One osprey might not make a springtime, but soon there are a couple, and then more. We see their pale bellies in the sky, or perched in the trees. We see them along the herring runs. I saw one yesterday when I was driving on the highway. Now that the osprey are back, they’re back in force.
And it’s good to see them, not least because osprey were one of the species impacted by DDT in the 1950s, 60s, and 70s. Since the first national survey of osprey in 1981, when 8,000 pairs of birds were found, the population has increased significantly: 2001’s survey found 19,000 pairs.
Scientific research attributes this increase in osprey, not just to the ban of DDT, but to the efforts of people to support the birds through nest platforms like those that are ubiquitous along our salt marshes, for example. Lori Benson, a Wareham Land Trust board member, checks in one the nest platforms near her home regularly. Lori was involved with the installation of some of Onset’s nest platforms, but mostly she just likes to see the birds and how they’re doing.

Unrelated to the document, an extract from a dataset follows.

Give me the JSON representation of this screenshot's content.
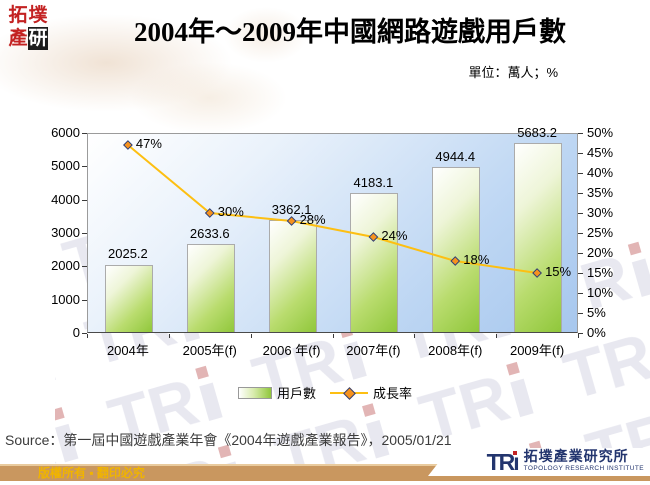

Ospreys charm almost effortlessly: on a school program with Minot Forest Elementary, we spotted an osprey circling above a pond. As it flew off we discussed what we had seen, and a group who had identified the bird variously as a falcon and a seagull suddenly had a new favorite bird.
One of the most interesting things about the osprey is that they might not be special at all. There are two osprey species and three subspecies, and they appear across the world, on every continent except Antarctica. Scientists who study animal distribution call species like this ‘cosmopolitan.’

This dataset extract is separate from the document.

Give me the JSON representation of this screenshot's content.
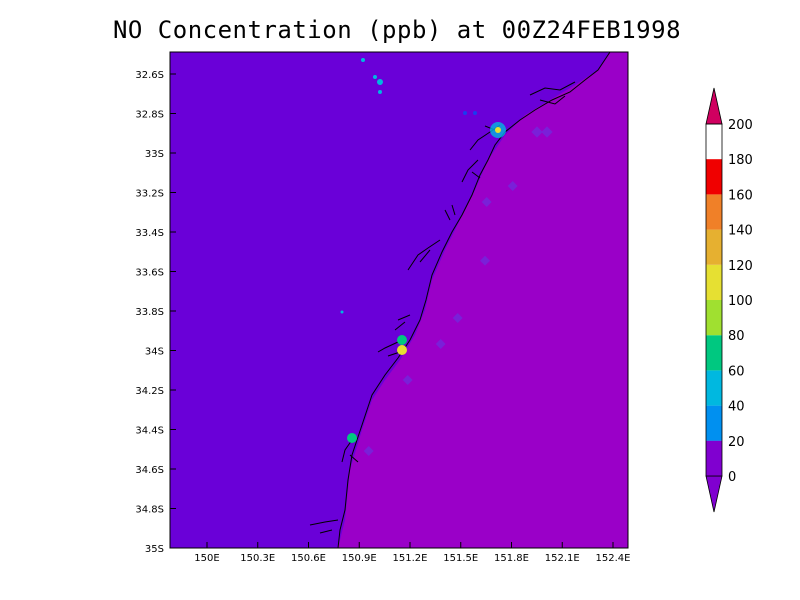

And even the individuals we see seem a bit cosmopolitan, don’t they? They are returning to us from winters spent as far south as Argentina, ready to build their nests on our shores. Young osprey will actually stay in the south rather than migrating north during their first year of life—and by the time you see osprey on an egg producing nest, they’re at least three years old.

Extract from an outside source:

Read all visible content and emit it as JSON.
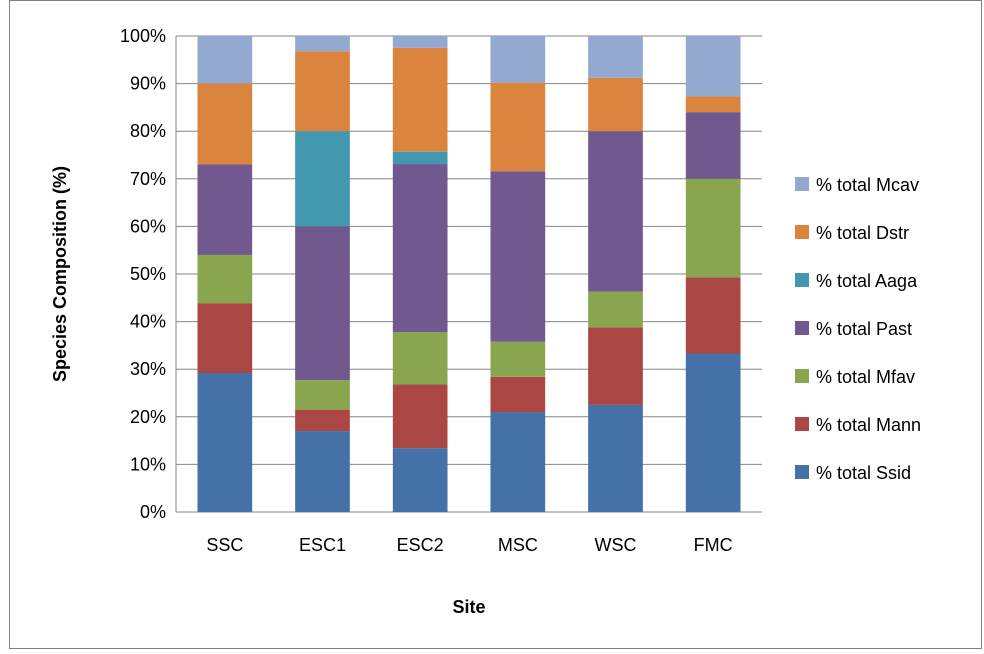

Because osprey are so widespread, it’s been suggested that they should be a ‘Worldwide Sentinel Species’: species that, like canaries in a coalmine, help us to monitor potential hazards in the environment. We can compare how osprey are doing from here to Australia, and learn from them.
And because osprey are so widespread, I can tell you stories like this: Albertus Magnus (Catholic saint, German friar) believed that osprey had one webbed foot and one taloned foot. Pliny the Elder believed osprey young flew to the sun as a test. It was a medieval believe that osprey didn’t really catch fish, the fish just turned belly-up and surrendered.
So next time you spot an osprey, take a moment to think: they’ve traveled so far to return to our shores for the spring and the summer. And, around the world, other birds just like the ones we see here are doing the same things: returning to the shores, building nests, catching fish. Our cosmopolitan neighbors.